Simulating a flexible rocket requires integrating multiple engineering disciplines into a cohesive computational pipeline. High-Fidelity Simulation Architecture and the integration of engine systems with the
The fundamental premise of flexible rocket dynamics is that the vehicle cannot be assumed to be a point mass or a rigid cylinder. During powered flight, rockets are subjected to immense axial loads from thrust, lateral loads from wind gusts, and aerodynamic forces. These forces excite the vehicle’s natural structural modes.

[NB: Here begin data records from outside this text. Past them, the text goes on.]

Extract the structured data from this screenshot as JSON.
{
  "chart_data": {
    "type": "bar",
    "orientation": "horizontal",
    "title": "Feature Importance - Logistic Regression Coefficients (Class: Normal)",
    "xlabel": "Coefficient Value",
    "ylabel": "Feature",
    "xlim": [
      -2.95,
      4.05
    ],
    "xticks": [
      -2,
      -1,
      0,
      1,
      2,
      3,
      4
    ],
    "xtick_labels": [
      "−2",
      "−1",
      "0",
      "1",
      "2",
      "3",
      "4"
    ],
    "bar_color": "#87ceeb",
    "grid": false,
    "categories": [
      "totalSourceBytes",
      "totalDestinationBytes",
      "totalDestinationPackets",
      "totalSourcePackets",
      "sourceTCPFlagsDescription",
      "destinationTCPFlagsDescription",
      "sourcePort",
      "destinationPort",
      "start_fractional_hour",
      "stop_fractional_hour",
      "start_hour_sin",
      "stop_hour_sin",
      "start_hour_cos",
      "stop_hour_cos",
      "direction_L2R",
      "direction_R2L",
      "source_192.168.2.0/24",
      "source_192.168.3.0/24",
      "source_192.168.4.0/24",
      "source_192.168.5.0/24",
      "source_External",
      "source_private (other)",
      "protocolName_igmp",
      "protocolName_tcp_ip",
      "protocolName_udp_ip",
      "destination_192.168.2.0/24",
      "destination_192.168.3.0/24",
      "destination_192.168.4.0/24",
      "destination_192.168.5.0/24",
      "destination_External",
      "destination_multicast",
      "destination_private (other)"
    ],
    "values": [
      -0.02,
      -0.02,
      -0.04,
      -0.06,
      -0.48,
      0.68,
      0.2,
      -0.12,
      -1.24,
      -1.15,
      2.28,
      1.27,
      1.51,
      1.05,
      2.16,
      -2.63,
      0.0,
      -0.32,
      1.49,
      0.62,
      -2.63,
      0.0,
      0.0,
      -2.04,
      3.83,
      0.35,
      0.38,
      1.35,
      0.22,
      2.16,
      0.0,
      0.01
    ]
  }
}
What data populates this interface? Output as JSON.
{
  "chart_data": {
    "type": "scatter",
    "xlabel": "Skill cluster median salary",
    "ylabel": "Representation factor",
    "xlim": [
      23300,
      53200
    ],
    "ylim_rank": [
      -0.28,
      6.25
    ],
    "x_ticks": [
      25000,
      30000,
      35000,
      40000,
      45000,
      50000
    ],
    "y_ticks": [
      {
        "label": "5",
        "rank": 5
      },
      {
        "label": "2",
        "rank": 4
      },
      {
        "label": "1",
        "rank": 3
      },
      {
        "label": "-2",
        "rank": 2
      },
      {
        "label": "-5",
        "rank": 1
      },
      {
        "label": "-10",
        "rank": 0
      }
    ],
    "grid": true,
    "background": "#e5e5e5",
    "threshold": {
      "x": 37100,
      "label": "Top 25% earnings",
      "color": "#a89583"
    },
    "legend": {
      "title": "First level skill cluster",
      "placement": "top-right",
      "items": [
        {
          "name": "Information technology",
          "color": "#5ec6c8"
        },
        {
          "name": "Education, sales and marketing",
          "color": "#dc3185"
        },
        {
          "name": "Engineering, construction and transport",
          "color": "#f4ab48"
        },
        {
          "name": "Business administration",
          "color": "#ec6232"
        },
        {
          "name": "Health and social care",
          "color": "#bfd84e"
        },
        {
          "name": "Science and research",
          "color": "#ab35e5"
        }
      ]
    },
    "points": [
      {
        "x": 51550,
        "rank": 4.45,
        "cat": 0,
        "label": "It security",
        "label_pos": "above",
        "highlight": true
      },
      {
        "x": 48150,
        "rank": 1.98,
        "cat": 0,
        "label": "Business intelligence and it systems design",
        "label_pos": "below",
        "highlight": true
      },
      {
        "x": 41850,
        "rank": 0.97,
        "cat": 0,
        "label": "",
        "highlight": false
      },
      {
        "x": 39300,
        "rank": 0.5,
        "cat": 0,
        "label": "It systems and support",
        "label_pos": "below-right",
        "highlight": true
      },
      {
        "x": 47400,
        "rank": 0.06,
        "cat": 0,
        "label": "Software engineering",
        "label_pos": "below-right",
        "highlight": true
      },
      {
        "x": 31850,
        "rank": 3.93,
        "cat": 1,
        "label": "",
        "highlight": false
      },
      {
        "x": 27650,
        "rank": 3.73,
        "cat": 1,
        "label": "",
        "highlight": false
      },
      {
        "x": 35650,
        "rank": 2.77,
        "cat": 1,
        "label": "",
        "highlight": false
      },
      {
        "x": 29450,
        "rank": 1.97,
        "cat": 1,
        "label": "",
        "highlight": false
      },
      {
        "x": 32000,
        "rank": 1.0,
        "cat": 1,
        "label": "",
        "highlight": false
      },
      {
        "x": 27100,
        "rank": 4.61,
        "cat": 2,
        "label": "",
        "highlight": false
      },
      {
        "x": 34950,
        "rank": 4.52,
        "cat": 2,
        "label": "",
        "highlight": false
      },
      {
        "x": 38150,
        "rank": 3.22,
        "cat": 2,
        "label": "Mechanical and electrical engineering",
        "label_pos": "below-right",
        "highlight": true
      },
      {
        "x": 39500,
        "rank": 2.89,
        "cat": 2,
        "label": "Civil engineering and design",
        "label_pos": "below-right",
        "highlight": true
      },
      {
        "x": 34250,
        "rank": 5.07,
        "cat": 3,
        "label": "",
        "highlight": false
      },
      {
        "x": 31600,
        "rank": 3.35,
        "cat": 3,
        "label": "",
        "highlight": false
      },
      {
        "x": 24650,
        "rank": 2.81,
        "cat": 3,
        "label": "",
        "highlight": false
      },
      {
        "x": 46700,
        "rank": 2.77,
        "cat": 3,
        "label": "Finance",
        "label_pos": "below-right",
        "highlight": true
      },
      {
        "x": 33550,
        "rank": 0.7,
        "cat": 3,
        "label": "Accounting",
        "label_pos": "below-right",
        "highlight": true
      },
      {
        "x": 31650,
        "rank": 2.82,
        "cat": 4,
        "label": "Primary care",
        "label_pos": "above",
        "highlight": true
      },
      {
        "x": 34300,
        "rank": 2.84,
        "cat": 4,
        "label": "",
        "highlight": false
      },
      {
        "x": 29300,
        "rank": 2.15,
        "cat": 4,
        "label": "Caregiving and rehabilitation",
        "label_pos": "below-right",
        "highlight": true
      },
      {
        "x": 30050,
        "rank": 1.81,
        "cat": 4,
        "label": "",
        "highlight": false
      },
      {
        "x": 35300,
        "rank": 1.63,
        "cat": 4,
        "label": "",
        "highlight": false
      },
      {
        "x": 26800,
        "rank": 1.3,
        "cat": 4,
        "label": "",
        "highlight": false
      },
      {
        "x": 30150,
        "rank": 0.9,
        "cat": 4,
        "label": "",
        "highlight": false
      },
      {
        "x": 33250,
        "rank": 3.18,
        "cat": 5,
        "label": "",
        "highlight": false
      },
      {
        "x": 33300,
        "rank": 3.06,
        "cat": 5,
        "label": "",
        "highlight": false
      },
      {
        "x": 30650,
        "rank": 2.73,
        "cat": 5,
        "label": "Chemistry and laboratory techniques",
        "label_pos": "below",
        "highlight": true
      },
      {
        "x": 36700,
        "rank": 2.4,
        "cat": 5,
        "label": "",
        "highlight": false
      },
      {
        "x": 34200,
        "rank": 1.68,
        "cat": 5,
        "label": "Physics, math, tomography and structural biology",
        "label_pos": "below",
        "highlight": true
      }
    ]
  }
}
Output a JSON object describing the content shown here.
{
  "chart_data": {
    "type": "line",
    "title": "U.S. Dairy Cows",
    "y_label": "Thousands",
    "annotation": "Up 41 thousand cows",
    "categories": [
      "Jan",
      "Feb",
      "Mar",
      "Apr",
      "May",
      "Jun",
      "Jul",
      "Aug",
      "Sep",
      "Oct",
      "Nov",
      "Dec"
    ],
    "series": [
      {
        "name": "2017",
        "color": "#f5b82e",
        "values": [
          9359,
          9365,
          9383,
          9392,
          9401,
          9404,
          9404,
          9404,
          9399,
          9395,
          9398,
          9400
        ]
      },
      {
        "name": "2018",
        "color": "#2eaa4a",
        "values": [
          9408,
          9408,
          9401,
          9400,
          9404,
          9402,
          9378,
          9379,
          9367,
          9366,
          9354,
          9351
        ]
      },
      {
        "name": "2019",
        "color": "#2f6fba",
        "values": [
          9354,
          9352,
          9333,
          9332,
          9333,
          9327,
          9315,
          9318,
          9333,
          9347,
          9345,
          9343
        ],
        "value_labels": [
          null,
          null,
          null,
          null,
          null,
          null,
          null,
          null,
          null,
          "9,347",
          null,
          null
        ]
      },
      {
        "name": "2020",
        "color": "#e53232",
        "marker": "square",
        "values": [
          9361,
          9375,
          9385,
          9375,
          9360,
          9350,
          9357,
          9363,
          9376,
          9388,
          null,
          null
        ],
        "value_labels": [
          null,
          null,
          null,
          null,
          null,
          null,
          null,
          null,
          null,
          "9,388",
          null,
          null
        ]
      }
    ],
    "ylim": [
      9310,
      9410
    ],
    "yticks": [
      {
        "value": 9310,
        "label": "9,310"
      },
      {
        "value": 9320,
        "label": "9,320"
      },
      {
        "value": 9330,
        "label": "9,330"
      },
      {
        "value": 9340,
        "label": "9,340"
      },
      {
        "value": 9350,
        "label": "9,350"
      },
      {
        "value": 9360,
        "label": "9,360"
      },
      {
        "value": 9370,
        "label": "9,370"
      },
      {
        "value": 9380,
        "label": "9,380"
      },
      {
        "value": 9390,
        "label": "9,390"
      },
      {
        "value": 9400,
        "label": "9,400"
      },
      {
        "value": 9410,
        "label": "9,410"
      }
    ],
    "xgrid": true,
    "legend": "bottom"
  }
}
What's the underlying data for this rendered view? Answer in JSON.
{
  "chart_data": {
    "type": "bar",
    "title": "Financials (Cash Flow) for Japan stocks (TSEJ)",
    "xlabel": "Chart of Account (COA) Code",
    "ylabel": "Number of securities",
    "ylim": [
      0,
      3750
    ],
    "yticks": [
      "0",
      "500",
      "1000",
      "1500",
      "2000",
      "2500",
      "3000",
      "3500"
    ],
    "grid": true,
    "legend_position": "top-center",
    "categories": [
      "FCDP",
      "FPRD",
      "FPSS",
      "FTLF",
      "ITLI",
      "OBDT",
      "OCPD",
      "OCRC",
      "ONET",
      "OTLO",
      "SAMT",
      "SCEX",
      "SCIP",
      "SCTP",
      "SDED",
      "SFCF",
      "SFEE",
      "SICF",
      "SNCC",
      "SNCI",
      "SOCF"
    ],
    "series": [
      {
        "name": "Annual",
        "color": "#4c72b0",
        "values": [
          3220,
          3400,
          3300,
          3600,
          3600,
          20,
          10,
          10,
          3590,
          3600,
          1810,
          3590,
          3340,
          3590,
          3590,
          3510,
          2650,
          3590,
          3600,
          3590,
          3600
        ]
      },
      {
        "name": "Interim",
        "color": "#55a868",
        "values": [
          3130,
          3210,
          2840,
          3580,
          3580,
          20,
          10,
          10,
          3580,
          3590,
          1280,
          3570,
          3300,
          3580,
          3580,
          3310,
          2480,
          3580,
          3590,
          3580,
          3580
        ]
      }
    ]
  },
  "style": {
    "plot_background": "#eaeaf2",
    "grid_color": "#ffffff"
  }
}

The linearized, coupled equations of motion generally take the form: For very large deflections (e
[MrrMreMerMee][q̈rq̈e]+[000Cee][q̇rq̇e]+[000Kee][qrqe]=[FrFe]the 2 by 2 matrix; Row 1: cap M sub r r end-sub, cap M sub r e end-sub; Row 2: cap M sub e r end-sub, cap M sub e e end-sub end-matrix; the 2 by 1 column matrix; Row 1: q double dot sub r, Row 2: q double dot sub e end-matrix; plus the 2 by 2 matrix; Row 1: 0, 0; Row 2: 0, cap C sub e e end-sub end-matrix; the 2 by 1 column matrix; Row 1: q dot sub r, Row 2: q dot sub e end-matrix; plus the 2 by 2 matrix; Row 1: 0, 0; Row 2: 0, cap K sub e e end-sub end-matrix; the 2 by 1 column matrix; q sub r, q sub e end-matrix; equals the 2 by 1 column matrix; cap F sub r, cap F sub e end-matrix; represent the rigid, elastic, and coupled mass matrices. Ceecap C sub e e end-sub Keecap K sub e e end-sub are the structural damping and stiffness matrices. are the rigid and elastic generalized coordinates. Frcap F sub r Fecap F sub e
represents rigid-body coordinates (positions, Euler angles). qebold q sub e
As space missions become more ambitious—requiring taller, more slender launch vehicles and heavier payloads—the assumption that a rocket is a perfectly rigid body is no longer sufficient. Modern aerospace engineering must account for , where the rocket bends, vibrates, and deforms under extreme aerodynamic and propulsive loads.